Onions do need to be harvested when their tops fall over. Leave onions, tops and all in the sun for a few days. This helps form the skin. Cut the tops off when they are dry. Store onions in mesh bags or open bins with some air circulation.

"Autumn is the time to create new garden beds."

Harvest other root crops before the soil freezes. That gives gardeners some time. Usually the soil freezes around the Winter Solstice. Most root crops like to be stored at temperatures between 32 and 40 degrees.  A cool room, an unheated crawl space or shed can work. This time of year we leave the shed door open at night to let in cool air and then close it during the day to keep in the cool. 

Garden Bed Planning

Autumn preparation of garden beds is planning ahead for spring. As the veggies come out turn the soil. It’s a good time to add compost or organic matter. Leave the garden soil clumpy so the winter freeze and thaw cycle can break it up. 

Autumn is the time to create new garden beds. These can be beds for vegetables or for new parts of the ornamental landscape. Design the beds to optimize the rain, snow, sun and wind. If it’s a shady spot design it for hosta and other shade loving plants. Hot, sunny landscape beds are ideal for many drought tolerant, native plants. 

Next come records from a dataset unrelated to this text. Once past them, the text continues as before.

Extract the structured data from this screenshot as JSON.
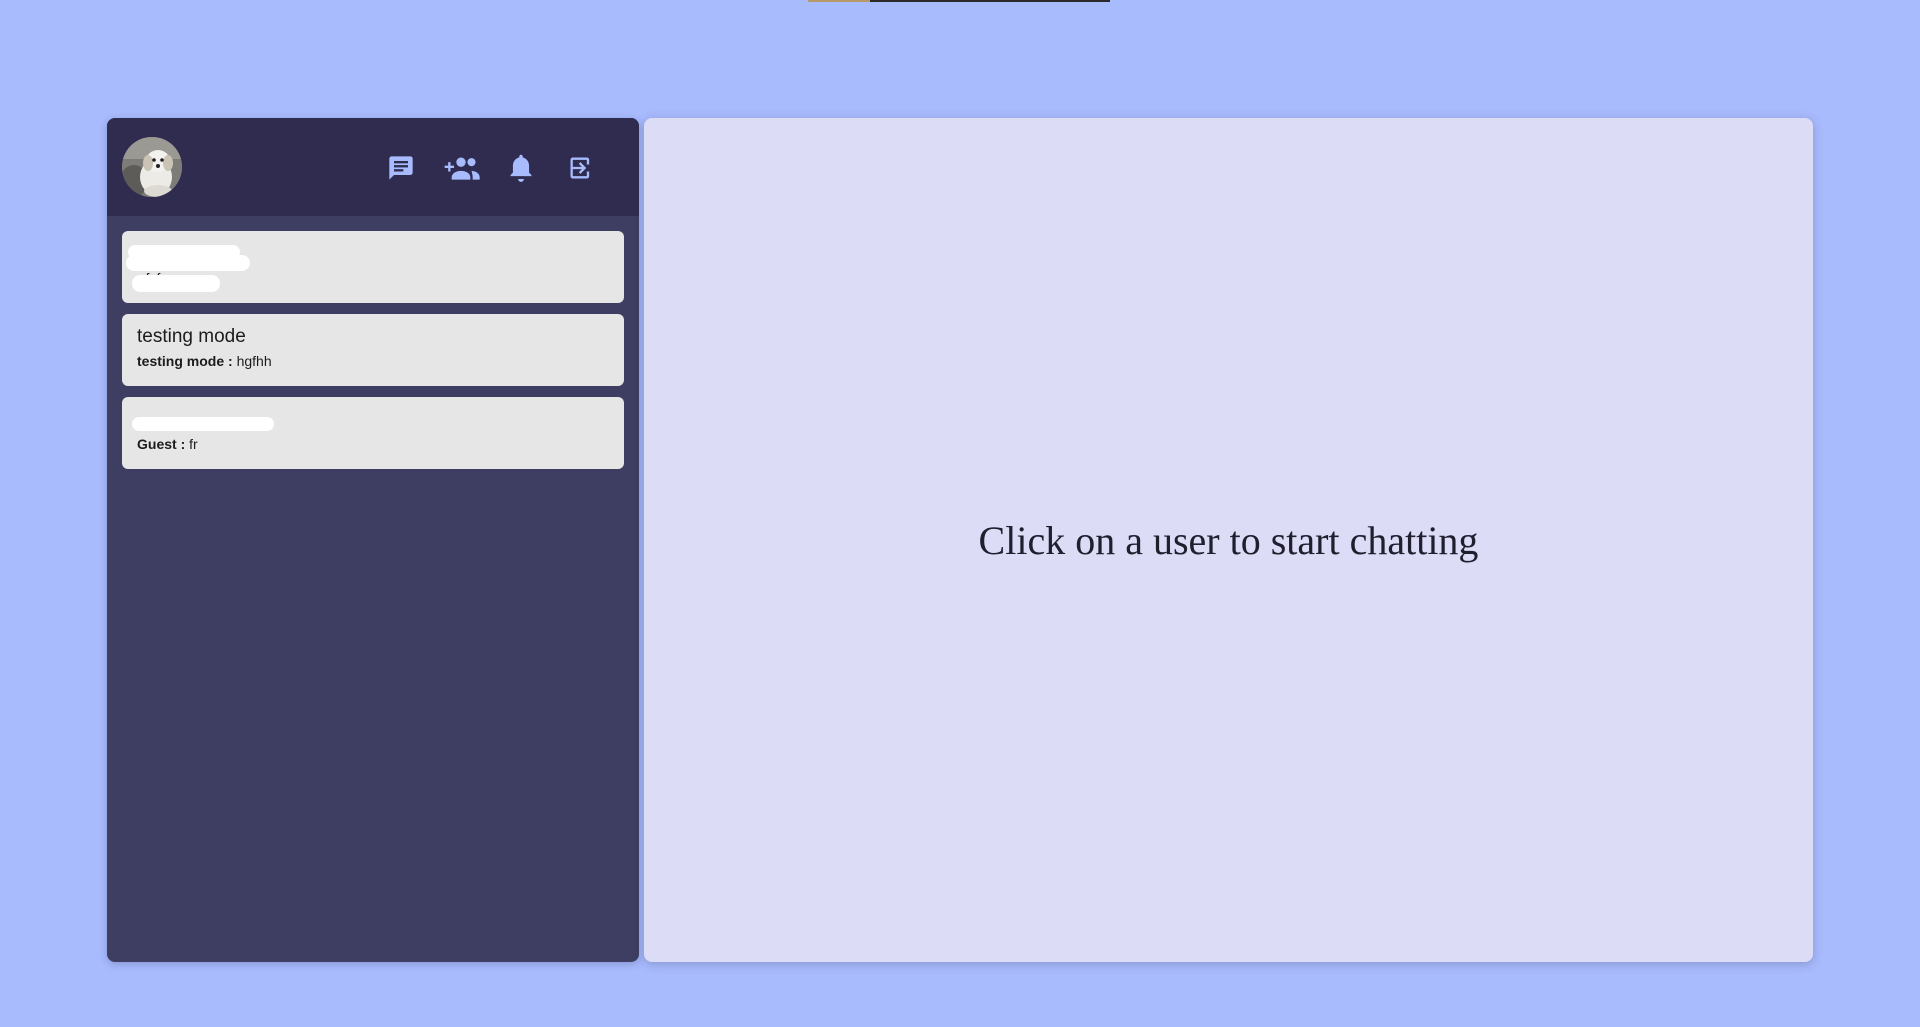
{
  "header": {
    "avatar_alt": "profile-avatar",
    "icons": [
      {
        "name": "chat-icon"
      },
      {
        "name": "add-group-icon"
      },
      {
        "name": "bell-icon"
      },
      {
        "name": "logout-icon"
      }
    ]
  },
  "chats": [
    {
      "name": "",
      "sender": "",
      "message": "fcf",
      "name_redacted": true
    },
    {
      "name": "testing mode",
      "sender": "testing mode",
      "message": "hgfhh",
      "name_redacted": false
    },
    {
      "name": "",
      "sender": "Guest",
      "message": "fr",
      "name_redacted": true
    }
  ],
  "main": {
    "placeholder": "Click on a user to start chatting"
  },
  "colors": {
    "page_bg": "#a8bbfd",
    "sidebar_bg": "#3e3e62",
    "header_bg": "#2f2c50",
    "icon_color": "#a8bbfd",
    "chat_item_bg": "#e6e6e6",
    "main_bg": "#dddcf7"
  }
}
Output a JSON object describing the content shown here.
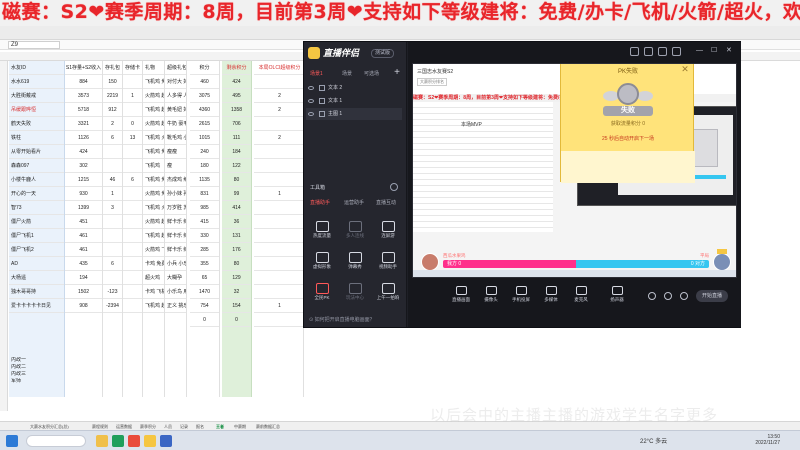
{
  "banner": {
    "text": "磁赛：S2❤赛季周期：8周，目前第3周❤支持如下等级建将：免费/办卡/飞机/火箭/超火，欢迎加入❤❤当前战役：三"
  },
  "spreadsheet": {
    "name_box": "Z9",
    "headers": {
      "name": "水友ID",
      "s1": "S1存量+S2收入",
      "s2": "存礼包",
      "s3": "存储卡",
      "gift": "礼物",
      "gift2": "超级礼包",
      "score": "积分",
      "rank": "剩余积分",
      "mark": "本局OLCI超级积分"
    },
    "names": [
      "水水619",
      "大胜街戴戒",
      "吊缓跟哗恒",
      "鹤天失败",
      "铁柱",
      "从零开始看片",
      "森森097",
      "小楼牛鹿人",
      "开心的一天",
      "智73",
      "僵尸火箭",
      "僵尸飞机1",
      "僵尸飞机2",
      "AD",
      "大杨遥",
      "独木哥哥持",
      "爱卡卡卡卡卡日见"
    ],
    "s1_values": [
      "884",
      "3573",
      "5718",
      "3321",
      "1126",
      "424",
      "302",
      "1215",
      "930",
      "1399",
      "451",
      "461",
      "461",
      "435",
      "194",
      "1502",
      "908"
    ],
    "s2_values": [
      "150",
      "2219",
      "912",
      "2",
      "6",
      "",
      "",
      "46",
      "1",
      "3",
      "",
      "",
      "",
      "6",
      "",
      "-123",
      "-2394"
    ],
    "s3_values": [
      "",
      "1",
      "",
      "0",
      "13",
      "",
      "",
      "6",
      "",
      "",
      "",
      "",
      "",
      "",
      "",
      "",
      ""
    ],
    "gift_values": [
      "飞机鸡 免费",
      "火箭鸡 超火鸡",
      "飞机鸡 超火鸡",
      "火箭鸡 超火鸡",
      "飞机鸡 火箭鸡",
      "飞机鸡 免费",
      "飞机鸡",
      "飞机鸡 免费",
      "火箭鸡 免费",
      "飞机鸡 火箭鸡",
      "火箭鸡 超火鸡",
      "飞机鸡 超火鸡",
      "火箭鸡 飞机鸡",
      "卡鸡 免费",
      "超火鸡",
      "卡鸡 飞机鸡",
      "飞机鸡 超火鸡"
    ],
    "gift2_values": [
      "对付大 好轻松",
      "人多得 人多得",
      "黄毛妞 好轻松",
      "牛奶 豪毛鸡",
      "靴毛鸡 小杀毛",
      "瘦瘦",
      "瘦",
      "杰成鸡 绝生",
      "孙小妹 孙小妹",
      "万岁胜 苏鲁大",
      "鲜卡乐 鲜卡乐",
      "鲜卡乐 鲜卡乐",
      "鲜卡乐 鲜卡乐",
      "小兵 小乐",
      "大糊孕",
      "小乐鸟 用幸",
      "正义 挑乐"
    ],
    "score_values": [
      "460",
      "3075",
      "4360",
      "2615",
      "1015",
      "240",
      "180",
      "1135",
      "831",
      "985",
      "415",
      "330",
      "285",
      "355",
      "65",
      "1470",
      "754",
      "0"
    ],
    "rank_values": [
      "424",
      "495",
      "1358",
      "706",
      "111",
      "184",
      "122",
      "80",
      "99",
      "414",
      "36",
      "131",
      "176",
      "80",
      "129",
      "32",
      "154",
      "0"
    ],
    "mark_values": [
      "",
      "2",
      "2",
      "",
      "2",
      "",
      "",
      "",
      "1",
      "",
      "",
      "",
      "",
      "",
      "",
      "",
      "1",
      ""
    ],
    "extra_rows": [
      "内政一",
      "内政二",
      "内政三",
      "军师"
    ],
    "sheet_tabs": [
      "大赛水友积分汇总(总)",
      "赛程规则",
      "运营数据",
      "赛季积分",
      "人员",
      "记录",
      "报名",
      "王者",
      "中赛期",
      "赛前数据汇总"
    ],
    "active_tab": "王者"
  },
  "app": {
    "name": "直播伴侣",
    "version": "测试版",
    "scene_tabs": [
      "场景1",
      "场景",
      "可选场"
    ],
    "layers": [
      "文本 2",
      "文本 1",
      "主图 1"
    ],
    "tools_title": "工具箱",
    "tool_tabs": [
      "直播助手",
      "运营助手",
      "直播互动"
    ],
    "tools": [
      {
        "label": "热度流量",
        "state": "on"
      },
      {
        "label": "多人连线",
        "state": "off"
      },
      {
        "label": "连屏游",
        "state": "on"
      },
      {
        "label": "虚拟形象",
        "state": "on"
      },
      {
        "label": "弹幕秀",
        "state": "on"
      },
      {
        "label": "视频助手",
        "state": "on"
      },
      {
        "label": "全民PK",
        "state": "hot"
      },
      {
        "label": "玩法中心",
        "state": "off"
      },
      {
        "label": "上午一拍响",
        "state": "on"
      }
    ],
    "side_footer": "⊙ 如何把开启直播电脑画面？",
    "bottom_tools": [
      "直播画面",
      "摄像头",
      "手机投屏",
      "多媒体",
      "麦克风",
      "扬声器"
    ],
    "go_live": "开始直播"
  },
  "preview": {
    "title": "三国志水友赛S2",
    "subtitle": "大赛积分排名",
    "banner": "磁赛：S2❤赛季周期：8周，目前第3周❤支持如下等级建将：免费/办卡/飞机/火箭/超火，欢迎加入❤❤当前战役：三",
    "mvp": "本场MVP",
    "pk": {
      "title": "PK失败",
      "result": "失败",
      "score": "获取流量积分 0",
      "next": "25 秒后自动开启下一场"
    },
    "pk_bar": {
      "left_name": "西瓜水果鸡",
      "right_name": "平局",
      "left_text": "我方 0",
      "right_text": "0 对方",
      "left_share": 0.5
    }
  },
  "taskbar": {
    "weather": "22°C 多云",
    "time": "13:50",
    "date": "2022/11/27"
  },
  "watermark": "以后会中的主播主播的游戏学生名字更多"
}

Dig out and remove the existing vegetation. A lot of new gardens beds take over areas of lawn. Before you dig the bed be sure to know where your utility lines are. Call for utility line locates. It is a free service. You don’t want to be the one to cut the main cable to all of your neighbors. Roto-tilling loosens the soil four or six inches deep. Hand digging can loosen the soil to at least a foot deep.